On lit dans Le Monde (14 février) que le choix du
cinéaste ferait fi des acquis de la recherche depuis 1963.
Mais de nombreux travaux sont allés dans le sens de la
pièce de Rolf Hochhuth Le Vicaire et ont prouvé qu'elle
contient peu d'erreurs factuelles. [Affirmation totalement contraire
à la vérité ]
L'image de Pie XII a-t-elle été
définitivement établie par les Actes et documents du
Saint-Siège, sélection de ses archives de guerre que le
Vatican fit effectuer par une équipe de quatre jésuites
comprenant le célèbre Père américain
Graham, et dont le Père français Blet est le dernier
survivant ? Lancée pour apaiser la tempête
soulevée par Le Vicaire, cette publication de dix volumes
(1965-1980) a été remise à l'ordre du jour par
un récent résumé du Père Blet (Pie XII et
la seconde guerre mondiale d'après les archives du
Vatican,1998). Elle ne saurait convaincre, les conditions de sa
réalisation n'ayant pu être contrôlées par
des historiens. [Surtout par des "historiens" du genre de cette
Riz-Lacroix, esprit partisan borné s'il en fut ]
La dernière tentative, une "commission internationale"

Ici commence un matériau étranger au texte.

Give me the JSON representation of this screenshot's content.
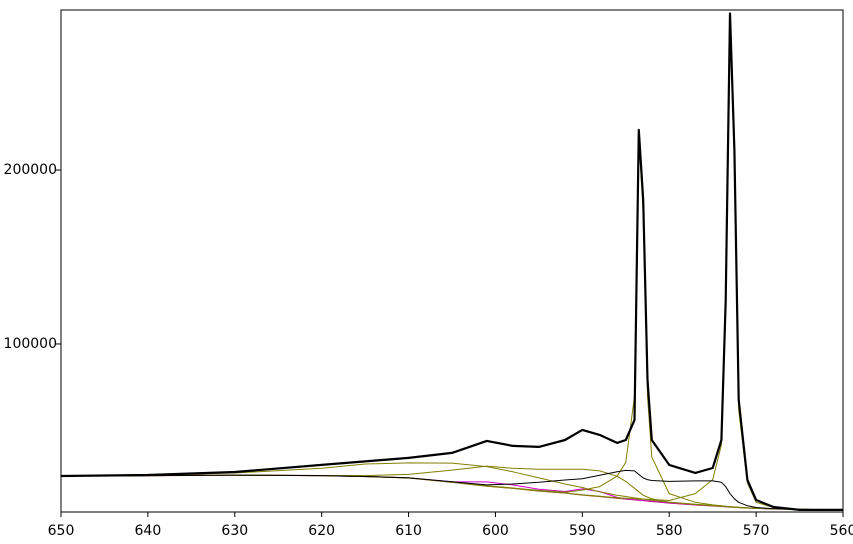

paritaire de six historiens juifs et catholiques, a abouti en juillet
2001 à un échec retentissant : l'obstination du Vatican
d'aujourd'hui à lui refuser l'accès à ses
archives originales l'a conduite à la dissolution après
démission de certains de ses membres, démission suivie
d'une polémique entre ses trois membres juifs et l'Eglise.
Les "repentances" ne peuvent être opposées au bilan
de près de quarante ans de recherches fondées sur des
fonds originaux -- à défaut de ceux que le
Saint-Siège laisse obstinément fermés. Il fut
riche en France et ailleurs au milieu des années 1960,
dominé notamment par Carlo Falconi (Le Silence de Pie XII
1939-1945, essai fondé sur des documents d'archives recueillis
par l'auteur en Pologne et en Yougoslavie), Saül Friedlander
(Pie XII et le IIIe Reich), Gunther Lewy (The Catholic Church and
Nazi Germany) [Beau représentant du conservatisme juif
américain du type maccarthyste ] et, à un degré
moindre de recherche, Jacques Nobécourt, ancien correspondant
du Monde en Italie ("Le Vicaire" et l'histoire).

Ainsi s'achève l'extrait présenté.